Despite considerable life-saving progress, cardiovascular diseases (CVDs) remain the leading cause of death globally, claiming an estimated 17.9 million lives each year. Most CVD-related deaths are from heart attacks and strokes, with a significant portion occurring prematurely in people under 70 years of age.
Among CVDs, atherosclerotic cardiovascular disease (ASCVD) ranks as the most prevalent. Atherosclerosis is a general term for many different disorders that result from thickening and loss of elasticity in the arterial wall. It is a severe disorder and the leading cause of morbidity and mortality in most developed countries. Atherosclerosis is caused by high blood pressure, smoking, or high cholesterol. That damage leads to the formation of plaque. The plaque may cause ASCVD, which includes stroke, heart attack, and damage to peripheral arteries (in the legs), all of which can lead to death if left untreated.
To develop personalized ASCVD strategies, it is pivotal to go beyond the traditional risk factors. By identifying new pathophysiological players that can modulate the individual CVD risk, it can be fully exploited through integrative bioinformatic algorithms.
Multi-omics approach
Recent advancements in omic technologies (the scientific fields associated with measuring biological molecules in a high-throughput manner) have led to significant discoveries, uncovering connections between genetic, epigenetic, transcriptomic, proteomic, and metabolomic data with various disease processes. This wealth of data has fuelled the development of personalized medicine, primarily seen in oncology, improving disease management and outcomes. There is growing evidence that omic technologies could offer new solutions in ASCVD. However, challenges remain in the clinical application of omic data, including insufficient evidence from large multi-center studies, technological complexity, lack of data integration pipelines, and standards in lab protocols, as well as specialists proficient in omic approaches for everyday clinical practice.
Introducing COST Action AtheroNET
The new Network for implementing multiomics approaches in atherosclerotic cardiovascular disease prevention and research (AtheroNET) intends to consolidate and connect experts from different fields into a pan-European and international network that will focus on the use of multi-omics and imagining technologies and data integration through Artificial Intelligence (AI)/Machine Learning (ML) approaches.
AI and ML have the potential to revolutionise the approach to ASCVD research and treatment by enabling personalised medicine, early detection, optimised therapies, and accelerated drug discovery. As these technologies continue to advance, they are expected to play an increasingly prominent role in improving outcomes for patients with ASCVD. The network gathers 365 individuals from 33 countries and includes a high proportion of Young Researchers.
AtheroNET aims to tackle challenges by using these new tools. Its main goal is to create a platform where people can work together to see how omic approaches can help understand ASCVD better. The network will develop new, reliable ways to predict and diagnose ASCVD, which can be used in hospitals and clinics. Eventually, these new methods will be combined with advanced imaging technologies and AI to better predict and manage heart disease risks in the short and long term.

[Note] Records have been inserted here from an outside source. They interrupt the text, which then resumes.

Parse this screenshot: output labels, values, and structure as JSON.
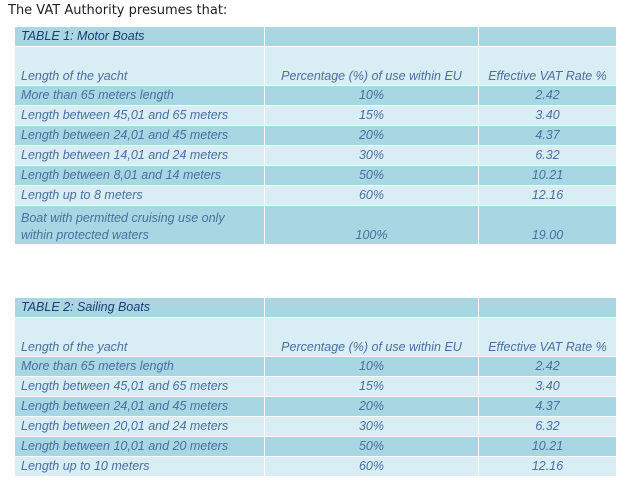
{
  "intro": "The VAT Authority presumes that:",
  "table1": {
    "title": "TABLE 1: Motor Boats",
    "headers": [
      "Length of the yacht",
      "Percentage (%) of use within EU",
      "Effective VAT Rate %"
    ],
    "rows": [
      [
        "More than 65 meters length",
        "10%",
        "2.42"
      ],
      [
        "Length between 45,01 and 65 meters",
        "15%",
        "3.40"
      ],
      [
        "Length between 24,01 and  45 meters",
        "20%",
        "4.37"
      ],
      [
        "Length between 14,01 and 24 meters",
        "30%",
        "6.32"
      ],
      [
        "Length between 8,01 and 14 meters",
        "50%",
        "10.21"
      ],
      [
        "Length up to 8 meters",
        "60%",
        "12.16"
      ],
      [
        "Boat with permitted cruising use only within protected waters",
        "100%",
        "19.00"
      ]
    ]
  },
  "table2": {
    "title": "TABLE 2: Sailing  Boats",
    "headers": [
      "Length of the yacht",
      "Percentage (%) of use within EU",
      "Effective VAT Rate %"
    ],
    "rows": [
      [
        "More than 65 meters length",
        "10%",
        "2.42"
      ],
      [
        "Length between 45,01 and 65 meters",
        "15%",
        "3.40"
      ],
      [
        "Length between 24,01 and  45 meters",
        "20%",
        "4.37"
      ],
      [
        "Length between 20,01 and 24 meters",
        "30%",
        "6.32"
      ],
      [
        "Length between 10,01 and 20 meters",
        "50%",
        "10.21"
      ],
      [
        "Length up to 10 meters",
        "60%",
        "12.16"
      ]
    ]
  }
}
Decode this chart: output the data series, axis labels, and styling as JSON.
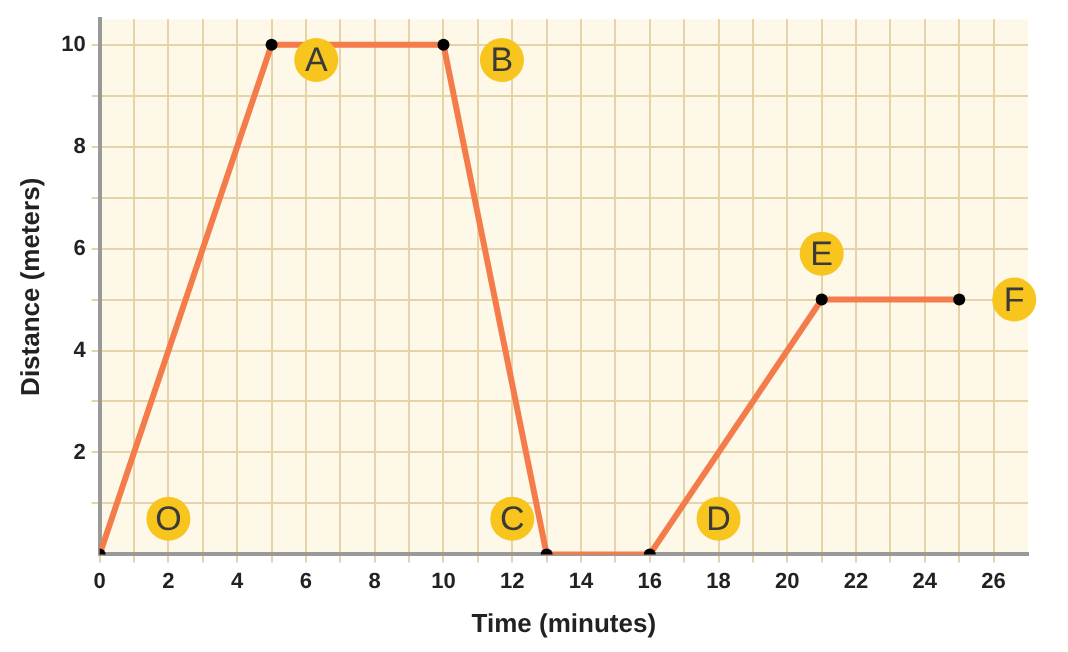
{
  "chart_data": {
    "type": "line",
    "xlabel": "Time (minutes)",
    "ylabel": "Distance (meters)",
    "x": [
      0,
      5,
      10,
      13,
      16,
      21,
      25
    ],
    "series": [
      {
        "color": "#f47c4a",
        "values": [
          0,
          10,
          10,
          0,
          0,
          5,
          5
        ]
      }
    ],
    "xlim": [
      0,
      27
    ],
    "ylim": [
      0,
      10.5
    ],
    "xticks": [
      0,
      {
        "value": 1,
        "label": null
      },
      2,
      {
        "value": 3,
        "label": null
      },
      4,
      {
        "value": 5,
        "label": null
      },
      6,
      {
        "value": 7,
        "label": null
      },
      8,
      {
        "value": 9,
        "label": null
      },
      10,
      {
        "value": 11,
        "label": null
      },
      12,
      {
        "value": 13,
        "label": null
      },
      14,
      {
        "value": 15,
        "label": null
      },
      16,
      {
        "value": 17,
        "label": null
      },
      18,
      {
        "value": 19,
        "label": null
      },
      20,
      {
        "value": 21,
        "label": null
      },
      22,
      {
        "value": 23,
        "label": null
      },
      24,
      {
        "value": 25,
        "label": null
      },
      26
    ],
    "yticks": [
      {
        "value": 1,
        "label": null
      },
      2,
      {
        "value": 3,
        "label": null
      },
      4,
      {
        "value": 5,
        "label": null
      },
      6,
      {
        "value": 7,
        "label": null
      },
      8,
      {
        "value": 9,
        "label": null
      },
      10
    ],
    "grid": true,
    "marker": "circle",
    "line_style": "solid",
    "legend": false,
    "annotations": [
      {
        "text": "O",
        "x": 2,
        "y": 0.7
      },
      {
        "text": "A",
        "x": 6.3,
        "y": 9.7
      },
      {
        "text": "B",
        "x": 11.7,
        "y": 9.7
      },
      {
        "text": "C",
        "x": 12,
        "y": 0.7
      },
      {
        "text": "D",
        "x": 18,
        "y": 0.7
      },
      {
        "text": "E",
        "x": 21,
        "y": 5.9
      },
      {
        "text": "F",
        "x": 26.6,
        "y": 5
      }
    ]
  }
}
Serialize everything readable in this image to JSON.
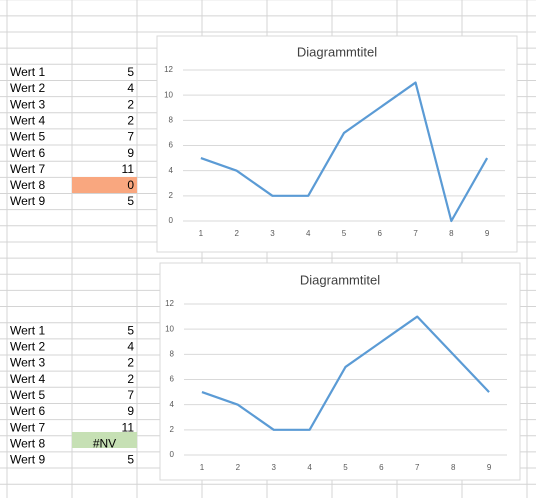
{
  "table1": {
    "rows": [
      {
        "label": "Wert 1",
        "value": 5
      },
      {
        "label": "Wert 2",
        "value": 4
      },
      {
        "label": "Wert 3",
        "value": 2
      },
      {
        "label": "Wert 4",
        "value": 2
      },
      {
        "label": "Wert 5",
        "value": 7
      },
      {
        "label": "Wert 6",
        "value": 9
      },
      {
        "label": "Wert 7",
        "value": 11
      },
      {
        "label": "Wert 8",
        "value": 0
      },
      {
        "label": "Wert 9",
        "value": 5
      }
    ]
  },
  "table2": {
    "rows": [
      {
        "label": "Wert 1",
        "value": 5
      },
      {
        "label": "Wert 2",
        "value": 4
      },
      {
        "label": "Wert 3",
        "value": 2
      },
      {
        "label": "Wert 4",
        "value": 2
      },
      {
        "label": "Wert 5",
        "value": 7
      },
      {
        "label": "Wert 6",
        "value": 9
      },
      {
        "label": "Wert 7",
        "value": 11
      },
      {
        "label": "Wert 8",
        "value": "#NV"
      },
      {
        "label": "Wert 9",
        "value": 5
      }
    ]
  },
  "chart_data": [
    {
      "type": "line",
      "title": "Diagrammtitel",
      "categories": [
        "1",
        "2",
        "3",
        "4",
        "5",
        "6",
        "7",
        "8",
        "9"
      ],
      "values": [
        5,
        4,
        2,
        2,
        7,
        9,
        11,
        0,
        5
      ],
      "color": "#5b9bd5",
      "ylim": [
        0,
        12
      ],
      "yticks": [
        0,
        2,
        4,
        6,
        8,
        10,
        12
      ],
      "grid": true
    },
    {
      "type": "line",
      "title": "Diagrammtitel",
      "categories": [
        "1",
        "2",
        "3",
        "4",
        "5",
        "6",
        "7",
        "8",
        "9"
      ],
      "values": [
        5,
        4,
        2,
        2,
        7,
        9,
        11,
        null,
        5
      ],
      "color": "#5b9bd5",
      "span_gaps": true,
      "ylim": [
        0,
        12
      ],
      "yticks": [
        0,
        2,
        4,
        6,
        8,
        10,
        12
      ],
      "grid": true
    }
  ]
}
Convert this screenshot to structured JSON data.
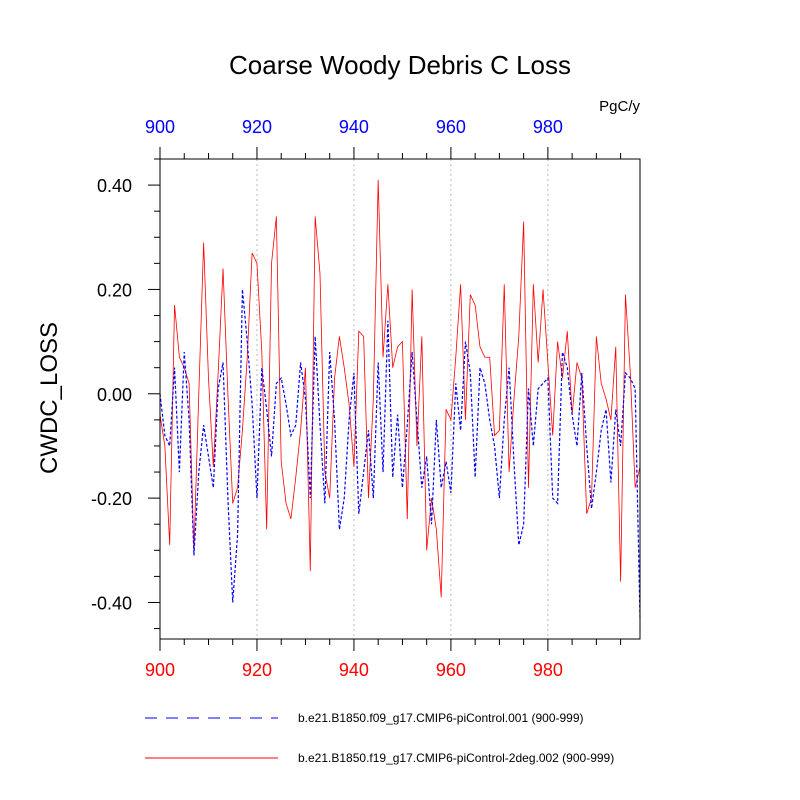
{
  "chart_data": {
    "type": "line",
    "title": "Coarse Woody Debris C Loss",
    "units": "PgC/y",
    "ylabel": "CWDC_LOSS",
    "xlabel": "",
    "xlim": [
      900,
      999
    ],
    "ylim": [
      -0.47,
      0.45
    ],
    "xticks": [
      900,
      920,
      940,
      960,
      980
    ],
    "xtick_labels": [
      "900",
      "920",
      "940",
      "960",
      "980"
    ],
    "yticks": [
      0.4,
      0.2,
      0.0,
      -0.2,
      -0.4
    ],
    "ytick_labels": [
      "0.40",
      "0.20",
      "0.00",
      "-0.20",
      "-0.40"
    ],
    "top_axis_color": "#0000ff",
    "bottom_axis_color": "#ff0000",
    "x": [
      900,
      901,
      902,
      903,
      904,
      905,
      906,
      907,
      908,
      909,
      910,
      911,
      912,
      913,
      914,
      915,
      916,
      917,
      918,
      919,
      920,
      921,
      922,
      923,
      924,
      925,
      926,
      927,
      928,
      929,
      930,
      931,
      932,
      933,
      934,
      935,
      936,
      937,
      938,
      939,
      940,
      941,
      942,
      943,
      944,
      945,
      946,
      947,
      948,
      949,
      950,
      951,
      952,
      953,
      954,
      955,
      956,
      957,
      958,
      959,
      960,
      961,
      962,
      963,
      964,
      965,
      966,
      967,
      968,
      969,
      970,
      971,
      972,
      973,
      974,
      975,
      976,
      977,
      978,
      979,
      980,
      981,
      982,
      983,
      984,
      985,
      986,
      987,
      988,
      989,
      990,
      991,
      992,
      993,
      994,
      995,
      996,
      997,
      998,
      999
    ],
    "series": [
      {
        "name": "b.e21.B1850.f09_g17.CMIP6-piControl.001 (900-999)",
        "color": "#0000ff",
        "style": "dashed",
        "values": [
          0.0,
          -0.08,
          -0.1,
          0.05,
          -0.15,
          0.08,
          -0.05,
          -0.31,
          -0.15,
          -0.06,
          -0.12,
          -0.18,
          0.01,
          0.06,
          -0.2,
          -0.4,
          -0.27,
          0.2,
          0.1,
          -0.02,
          -0.2,
          0.05,
          -0.03,
          -0.12,
          0.02,
          0.03,
          -0.02,
          -0.08,
          -0.06,
          0.06,
          -0.01,
          -0.2,
          0.11,
          -0.06,
          -0.21,
          0.08,
          -0.05,
          -0.26,
          -0.2,
          -0.05,
          0.04,
          -0.23,
          -0.15,
          -0.07,
          -0.2,
          0.06,
          -0.15,
          0.14,
          -0.16,
          -0.04,
          -0.18,
          -0.06,
          0.08,
          -0.05,
          -0.18,
          -0.12,
          -0.25,
          -0.05,
          -0.18,
          -0.13,
          -0.19,
          0.02,
          -0.07,
          0.1,
          0.04,
          -0.16,
          0.05,
          0.02,
          -0.05,
          -0.1,
          -0.2,
          -0.05,
          0.05,
          -0.13,
          -0.29,
          -0.25,
          0.01,
          -0.1,
          0.01,
          0.02,
          0.03,
          -0.2,
          -0.21,
          0.08,
          0.05,
          -0.04,
          -0.1,
          0.04,
          -0.1,
          -0.22,
          -0.15,
          -0.07,
          -0.03,
          -0.17,
          -0.03,
          -0.1,
          0.04,
          0.03,
          0.01,
          -0.43
        ]
      },
      {
        "name": "b.e21.B1850.f19_g17.CMIP6-piControl-2deg.002 (900-999)",
        "color": "#ff0000",
        "style": "solid",
        "values": [
          -0.04,
          -0.1,
          -0.29,
          0.17,
          0.07,
          0.05,
          0.02,
          -0.3,
          0.0,
          0.29,
          0.03,
          -0.14,
          0.04,
          0.24,
          0.0,
          -0.21,
          -0.18,
          -0.07,
          0.07,
          0.27,
          0.25,
          0.08,
          -0.26,
          0.25,
          0.34,
          -0.13,
          -0.21,
          -0.24,
          -0.16,
          -0.07,
          0.05,
          -0.34,
          0.34,
          0.23,
          -0.15,
          -0.2,
          0.03,
          0.11,
          0.05,
          -0.02,
          -0.14,
          0.12,
          0.11,
          -0.2,
          -0.01,
          0.41,
          0.07,
          0.21,
          0.05,
          0.09,
          0.1,
          -0.24,
          0.2,
          -0.1,
          0.11,
          -0.3,
          -0.2,
          -0.26,
          -0.39,
          -0.03,
          -0.05,
          0.07,
          0.21,
          -0.05,
          0.19,
          0.17,
          0.09,
          0.07,
          0.07,
          -0.08,
          -0.07,
          0.21,
          -0.15,
          -0.01,
          0.11,
          0.33,
          -0.18,
          0.21,
          0.06,
          0.2,
          0.06,
          -0.08,
          0.1,
          0.03,
          0.12,
          -0.04,
          0.06,
          0.03,
          -0.23,
          -0.2,
          0.11,
          0.02,
          -0.01,
          -0.05,
          0.09,
          -0.36,
          0.19,
          0.04,
          -0.18,
          -0.14
        ]
      }
    ]
  }
}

The cutting-edge mission of the COST Action AtheroNET is to promote a discussion on the role of multiomic technologies and AI/ML strategies to accelerate research on ASCVD. To achieve this, AtheroNET includes outstanding male and female junior investigators and top-level senior researchers, currently from 33 European countries, building an interdisciplinary network able to pursue research excellence and to train the next generation of scientists for the transfer of novel omic technologies from bench to bedside."
Prof. Paolo Magni, Chair of AtheroNET
AtheroNET has been established with its unique and comprehensive expertise to address urgent needs for new approaches in CVD prevention, diagnosis, and therapy. Considering the multifactorial nature of ASCVD, the Action involves experts from different fields to tackle these challenges through research and educational concepts, bringing interdisciplinary views and vision to the network. By combining basic research with clinical expertise and complex bioinformatics, AtheroNET will go beyond the state-of-the-art, and more importantly, will foster a new generation of scientists competent for the utilisation of omics in clinically-relevant settings. This COST Action will also facilitate the work on harmonisation of different methodologies and research protocols between laboratories making sure that novel discoveries are solid, replicable, and properly disseminated.
Branching out
The next Management Committee (MC) meeting of AtheroNET, coupled with a Working Group meeting, will be taking place in Valencia, Spain on 28th February and 1st March 2024.
"The upcoming meeting will foster excellence in AI/ML-based research to combat ASCVD, scientific discussions, as well as the preparation of dissemination activities for the scientific community, patients, and the lay public" explains Prof. George Kararigas, Science Communication Coordinator of AtheroNET.